Drui 0.8.3 (Stable), questions regarding restartable index task

This post is related to https://groups.google.com/forum/#!topic/druid-user/JzDjMR41gXg, but is at a higher level to clarify some basics how restartable indexing task. I get really stuck in the other post and trying to step back a bit and rule out some possibilities:

  1. Has anyone successfully made middle manager totally safe for restart by setting druid.indexer.task.restoreTasksOnRestart=true? If yes, would you mind share the your configs (MM, overlord even the _common)

  2. What’s the expected behavior for restorable tasks? Say you kill middle manager process, wait till all the realtime node (peons) process disappear, restart middle manager and the indexing task will be restored? Will the middle manager log reflect this restoring process? Currently the middle manager log showing nothing about trying to restore the task at all. Currently, as soon as I restart middle manager, Overlord log says the middle manager wrote a FAILED status and all tasks “went bye bye”

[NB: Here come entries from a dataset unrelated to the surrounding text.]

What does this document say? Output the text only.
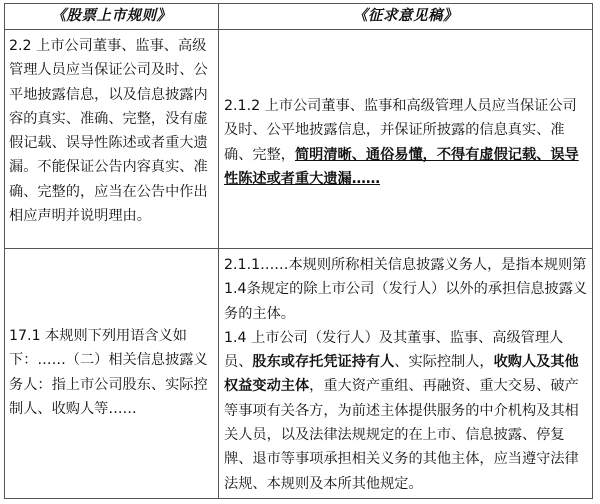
《股票上市规则》	《征求意见稿》

2.2 上市公司董事、监事、高级管理人员应当保证公司及时、公平地披露信息，以及信息披露内容的真实、准确、完整，没有虚假记载、误导性陈述或者重大遗漏。不能保证公告内容真实、准确、完整的，应当在公告中作出相应声明并说明理由。

2.1.2 上市公司董事、监事和高级管理人员应当保证公司及时、公平地披露信息，并保证所披露的信息真实、准确、完整，简明清晰、通俗易懂，不得有虚假记载、误导性陈述或者重大遗漏……

17.1 本规则下列用语含义如下：……（二）相关信息披露义务人：指上市公司股东、实际控制人、收购人等……

2.1.1……本规则所称相关信息披露义务人，是指本规则第1.4条规定的除上市公司（发行人）以外的承担信息披露义务的主体。

1.4 上市公司（发行人）及其董事、监事、高级管理人员、股东或存托凭证持有人、实际控制人，收购人及其他权益变动主体，重大资产重组、再融资、重大交易、破产等事项有关各方，为前述主体提供服务的中介机构及其相关人员，以及法律法规规定的在上市、信息披露、停复牌、退市等事项承担相关义务的其他主体，应当遵守法律法规、本规则及本所其他规定。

  3. If the restartable task works for you, would you mind share how you stop/start middle manager process? I first stop java process by “kill pid”, after all jvm processes are gone, run “java -cp classpath cli server middlemanager”, I wonder I’m not restarting the process properly

  4. I can see the restore.json and I can see all the task IDs listed in the file in the indexer dir, I think the WorkerTaskMonitor trys to restore here https://github.com/druid-io/druid/blob/master/indexing-service/src/main/java/io/druid/indexing/worker/WorkerTaskMonitor.java#L105, but I cannot find any activities in overlord, middle manager or peon logs. Anywhere this activities will be logged?

  5. While shutting down middle manager, in the task (Peon) log, I always see ERROR [main] org.apache.curator.x.discovery.details.ServiceDiscoveryImpl - Could not unregister instance: task-05-0006-0001, this happens whenever Peon is going down, it does not seem to affect any functionality (indexing + handoff), but want to confirm if this error is related to restartability at all

I believe this is a KEY Druid feature operationwise for my system (probably same for yours, too) and I’m sure it should work as listed in the release notes. Digging into Druid code helps understanding the flow a bit, but still having hard time making any progress. Any input will be highly appreciated, others in the community might run into similar situations might benefit from the discuss

Thanks in advance